Mapping the landscape of AI-driven digital twins in medical diagnosis: A scoping review on core technologies, applications, and implementation barriers.
Authors
Affiliations (7)
Affiliations (7)
- School of Nursing, Hangzhou Normal University, Hangzhou, China; Department of Neurology, The Affiliated Hospital of Hangzhou Normal University, Hangzhou, China; Zhejiang Philosophy and Social Science Laboratory for Research in Early Development and Childcare, Hangzhou Normal University, Hangzhou, China.
- School of Nursing, Hangzhou Normal University, Hangzhou, China; Department of Neurology, The Affiliated Hospital of Hangzhou Normal University, Hangzhou, China.
- School of Nursing, Hangzhou Normal University, Hangzhou, China; Nursing Department, Zhejiang Provincial People's Hospital, Hangzhou, China.
- Department of Neurology, First affiliated hospital, Zhejiang University School of Medicine, Hangzhou, China.
- Centre for Medical Informatics, Usher Institute, University of Edinburgh, Edinburgh, United Kingdom.
- Department of Neurology, The Affiliated Hospital of Hangzhou Normal University, Hangzhou, China.

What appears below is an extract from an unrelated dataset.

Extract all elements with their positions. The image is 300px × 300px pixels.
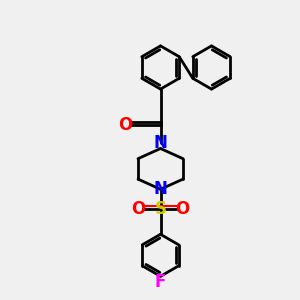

- School of Nursing, Hangzhou Normal University, Hangzhou, China; Key Engineering Research Center of Mobile Health Management System, Hangzhou, China; Zhejiang Philosophy and Social Science Laboratory for Research in Early Development and Childcare, Hangzhou Normal University, Hangzhou, China. Electronic address: [email protected].
Abstract
This study aims to map the application landscape, core technical components, key challenges, and future directions of digital twin technology in medical diagnosis through a scoping review and bibliometric analysis. Following PRISMA-ScR and BIBLIO guidelines, we searched five databases from inception to July 16, 2025, identifying 64 eligible studies. We analyzed data on research landscape (national output, collaboration, funding, interdisciplinarity), technical components (data sources, modeling), model maturity, and application scenarios. Global output was concentrated in the United States (19.4%), the United Kingdom (10.9%), and China (10.1%), which formed the core hubs of international collaboration. Funding was primarily from government (40.4%) and nonprofit organizations (26.6%). The field is AI-centric and notably interdisciplinary. Diagnostic digital twins commonly adopt hybrid modeling that combines physics-based simulation with data-driven analytics. Medical imaging was the dominant data source (70.3%), and deep learning served as the principal algorithmic driver. Overall technological maturity remained low: most models (97%) were at L2-Conception and L3-Operations, while systems with real-time, closed-loop feedback (L4) were rare. Current applications focus on automated lesion detection, individualized risk stratification, and dynamic monitoring/diagnostics, with promising accuracy in cardiovascular diseases, oncology, and neurologic disorders. Digital twins are a key enabling technology for predictive, personalized, and systemic precision diagnostics. Translation faces data scarcity, model computational burden, insufficient validation, limited interpretability, workflow integration, and regulatory gaps. Future work should prioritize multi-center data federations, efficient and trustworthy hybrid modeling, large-scale clinical validation, and adaptive regulatory frameworks to accelerate clinical adoption.